Se había ruborizado mucho, no pudo concentrarse, se paró a menudo con una cosa entre las manos sintiendo: lo de ahora era amor.
Pero al volver a su habitación, él encontró aún en la mesa los fragmentos del diario de Novalis y se sintió confuso por la responsabilidad que de pronto había asumido. Inesperadamente había sucedido algo que determinaría su vida y que él, sin embargo, no sentía con bastante intensidad. Tal vez en aquel momento incluso estuviera receloso porque Tonka había aceptado su oferta sin el menor reparo.

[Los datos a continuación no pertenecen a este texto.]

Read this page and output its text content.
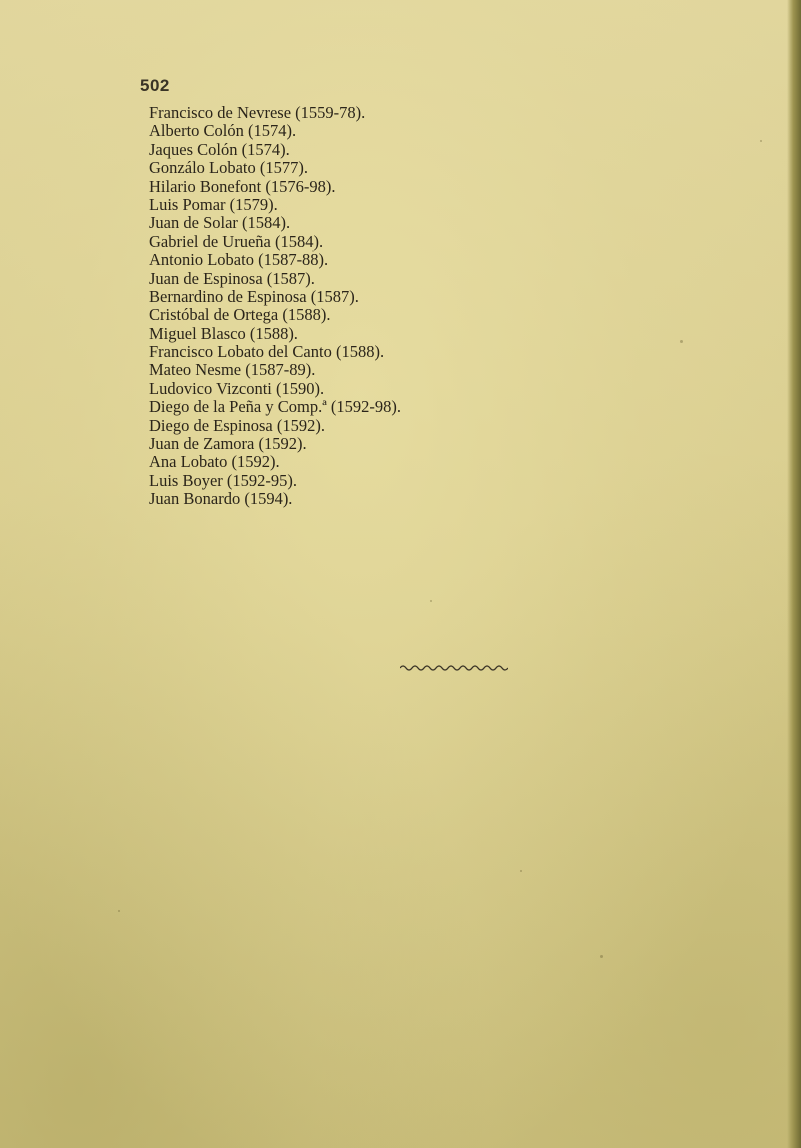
502
Francisco de Nevrese (1559-78).
Alberto Colón (1574).
Jaques Colón (1574).
Gonzálo Lobato (1577).
Hilario Bonefont (1576-98).
Luis Pomar (1579).
Juan de Solar (1584).
Gabriel de Urueña (1584).
Antonio Lobato (1587-88).
Juan de Espinosa (1587).
Bernardino de Espinosa (1587).
Cristóbal de Ortega (1588).
Miguel Blasco (1588).
Francisco Lobato del Canto (1588).
Mateo Nesme (1587-89).
Ludovico Vizconti (1590).
Diego de la Peña y Comp.ª (1592-98).
Diego de Espinosa (1592).
Juan de Zamora (1592).
Ana Lobato (1592).
Luis Boyer (1592-95).
Juan Bonardo (1594).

Pero entonces se le ocurrió preguntarse: «¿Cómo he llegado a ofrecérselo?», y no lo sabía, ni tampoco el por qué ella lo aceptó. La cara de ella había reflejado la misma perplejidad que la suya. La situación fue cruelmente cómica; como si en un sueño se hubiera caído hacia arriba, no volviendo a encontrar el camino de bajada. Pero volvió a hablar con Tonka. Quiso ser sincero. Habló de la libertad de acción, espíritu, metas, ambición, aversión contra el idílico nido, mujeres importantes que él esperaba encontrar, en fin, tal como habla un muchacho joven que aspira a mucho y que ha vivido poco. Cuando notó que los ojos de Tonka se contraían convulsivamente, le dio lástima y, atacado por el miedo de ofenderla, suplicó: «¡No lo interprete mal!»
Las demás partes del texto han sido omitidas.